Opinion

Claire Simpson: New immigration rules will make a Priti mess of the economy

Home Secretary Priti Patel's own parents may not have gained entry to the UK under the government's new immigration rules. Picture by Dominic Lipinski, Press Association
Home Secretary Priti Patel's own parents may not have gained entry to the UK under the government's new immigration rules. Picture by Dominic Lipinski, Press Association Home Secretary Priti Patel's own parents may not have gained entry to the UK under the government's new immigration rules. Picture by Dominic Lipinski, Press Association

Not all of us agree with our parents’ opinions and choices but few of us would say they could be retrospectively deported.

Not so with home secretary Priti Patel who admitted that her parents might not have been admitted to the UK under the immigration rules she is proposing.

Like a malevolent Marty McFly actively trying to erase her own history while still ensuring she made it into the world, the 47-year-old effectively lumped her parents in with the migrants she seems to resent so much.

Ms Patel’s parents, part of a large Indian diaspora living in Uganda, came to the UK from the east African state in the 1960s and set up a chain of newsagents.

While she later back-tracked to say that their migration could have come under current refugee rules due to persecution they faced in Uganda, the clarification sounded hollow.

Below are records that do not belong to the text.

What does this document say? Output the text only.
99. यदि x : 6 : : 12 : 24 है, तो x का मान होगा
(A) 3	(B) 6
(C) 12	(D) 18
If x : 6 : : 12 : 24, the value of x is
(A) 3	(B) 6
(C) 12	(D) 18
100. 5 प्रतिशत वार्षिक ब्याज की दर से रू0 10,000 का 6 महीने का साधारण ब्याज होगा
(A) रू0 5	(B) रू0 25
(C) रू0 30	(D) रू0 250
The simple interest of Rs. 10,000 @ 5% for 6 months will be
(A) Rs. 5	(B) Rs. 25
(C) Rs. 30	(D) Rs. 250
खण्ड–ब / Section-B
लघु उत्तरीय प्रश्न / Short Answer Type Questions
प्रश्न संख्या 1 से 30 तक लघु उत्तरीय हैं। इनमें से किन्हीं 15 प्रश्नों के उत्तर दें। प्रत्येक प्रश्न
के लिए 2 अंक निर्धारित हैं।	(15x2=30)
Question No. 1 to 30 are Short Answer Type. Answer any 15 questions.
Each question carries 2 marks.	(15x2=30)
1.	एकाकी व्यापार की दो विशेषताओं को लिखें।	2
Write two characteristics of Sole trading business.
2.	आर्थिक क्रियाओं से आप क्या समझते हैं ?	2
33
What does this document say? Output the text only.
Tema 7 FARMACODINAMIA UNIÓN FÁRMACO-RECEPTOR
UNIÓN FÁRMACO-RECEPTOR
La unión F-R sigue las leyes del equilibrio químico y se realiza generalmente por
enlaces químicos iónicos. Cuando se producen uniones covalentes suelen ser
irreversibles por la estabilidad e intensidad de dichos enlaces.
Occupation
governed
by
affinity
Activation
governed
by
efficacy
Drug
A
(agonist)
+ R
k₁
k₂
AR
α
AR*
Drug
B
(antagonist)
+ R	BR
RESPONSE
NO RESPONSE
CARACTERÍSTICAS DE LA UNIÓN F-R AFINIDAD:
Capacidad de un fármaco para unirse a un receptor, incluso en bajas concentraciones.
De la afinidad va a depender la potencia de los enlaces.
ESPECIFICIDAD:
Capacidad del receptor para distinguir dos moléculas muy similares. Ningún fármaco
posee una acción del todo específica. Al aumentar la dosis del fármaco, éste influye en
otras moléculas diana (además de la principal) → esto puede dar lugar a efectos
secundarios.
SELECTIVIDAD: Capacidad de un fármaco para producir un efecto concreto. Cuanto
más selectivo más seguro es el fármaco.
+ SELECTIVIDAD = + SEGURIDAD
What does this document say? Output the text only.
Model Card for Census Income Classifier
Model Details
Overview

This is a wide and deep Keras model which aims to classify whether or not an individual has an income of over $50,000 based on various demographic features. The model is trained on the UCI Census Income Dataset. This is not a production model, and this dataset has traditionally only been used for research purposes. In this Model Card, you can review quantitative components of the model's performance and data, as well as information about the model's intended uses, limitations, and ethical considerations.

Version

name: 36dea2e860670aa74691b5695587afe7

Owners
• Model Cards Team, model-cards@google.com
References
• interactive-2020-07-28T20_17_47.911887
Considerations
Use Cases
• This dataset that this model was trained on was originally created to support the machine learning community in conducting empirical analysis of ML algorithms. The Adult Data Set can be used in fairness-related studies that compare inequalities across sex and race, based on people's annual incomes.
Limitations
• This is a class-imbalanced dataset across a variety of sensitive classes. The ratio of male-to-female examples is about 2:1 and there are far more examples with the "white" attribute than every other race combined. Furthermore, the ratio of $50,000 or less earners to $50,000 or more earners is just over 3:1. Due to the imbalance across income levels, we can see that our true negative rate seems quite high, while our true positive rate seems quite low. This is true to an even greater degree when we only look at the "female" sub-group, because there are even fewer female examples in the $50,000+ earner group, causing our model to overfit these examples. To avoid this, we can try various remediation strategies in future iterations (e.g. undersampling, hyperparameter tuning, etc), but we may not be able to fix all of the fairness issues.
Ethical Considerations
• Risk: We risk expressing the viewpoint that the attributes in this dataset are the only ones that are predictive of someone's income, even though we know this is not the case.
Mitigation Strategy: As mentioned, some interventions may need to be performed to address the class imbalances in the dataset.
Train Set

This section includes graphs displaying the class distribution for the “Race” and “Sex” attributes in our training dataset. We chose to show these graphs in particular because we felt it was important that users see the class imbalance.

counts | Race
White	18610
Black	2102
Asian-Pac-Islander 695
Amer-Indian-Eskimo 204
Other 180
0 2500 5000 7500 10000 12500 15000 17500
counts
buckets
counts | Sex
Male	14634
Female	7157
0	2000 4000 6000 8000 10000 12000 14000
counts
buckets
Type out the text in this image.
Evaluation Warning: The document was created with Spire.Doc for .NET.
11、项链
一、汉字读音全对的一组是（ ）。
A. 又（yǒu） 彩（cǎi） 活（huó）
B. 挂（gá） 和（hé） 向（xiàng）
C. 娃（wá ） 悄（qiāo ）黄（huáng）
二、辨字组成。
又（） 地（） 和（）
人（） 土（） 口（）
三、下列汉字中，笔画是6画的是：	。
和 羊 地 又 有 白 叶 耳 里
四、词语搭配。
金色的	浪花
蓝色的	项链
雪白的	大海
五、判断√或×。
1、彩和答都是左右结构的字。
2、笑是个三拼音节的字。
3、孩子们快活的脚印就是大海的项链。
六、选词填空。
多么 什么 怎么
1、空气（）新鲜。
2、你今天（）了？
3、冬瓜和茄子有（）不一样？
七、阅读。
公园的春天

Under a new immigration system due to come into effect on January 1 2021, overseas workers classified as "unskilled" and those earning below £25,600 will no longer be allowed entry to work.

Shop work, including the jobs created by her own family, falls under the kind of “unskilled” migrant labour Ms Patel’s policies wish to discourage.

“Unskilled” covers a huge range of jobs and while there is no official definition, which will make the immigration process even more tortuous than it actually is, everyone from migrant care workers to agricultural workers and people working in hospitality look set to be affected.

The rules also don’t take into account the reality of immigration. Migrants who want to build a new life are rarely happy to permanently remain in low-paid work.

A study published last year found that half of the UK’s fastest-growing companies have at least one co-founder who was born outside the country. Barbara Roche, a former Treasury minister and director of immigration think-tank Migration Matters, said immigrants are “wealth creators”.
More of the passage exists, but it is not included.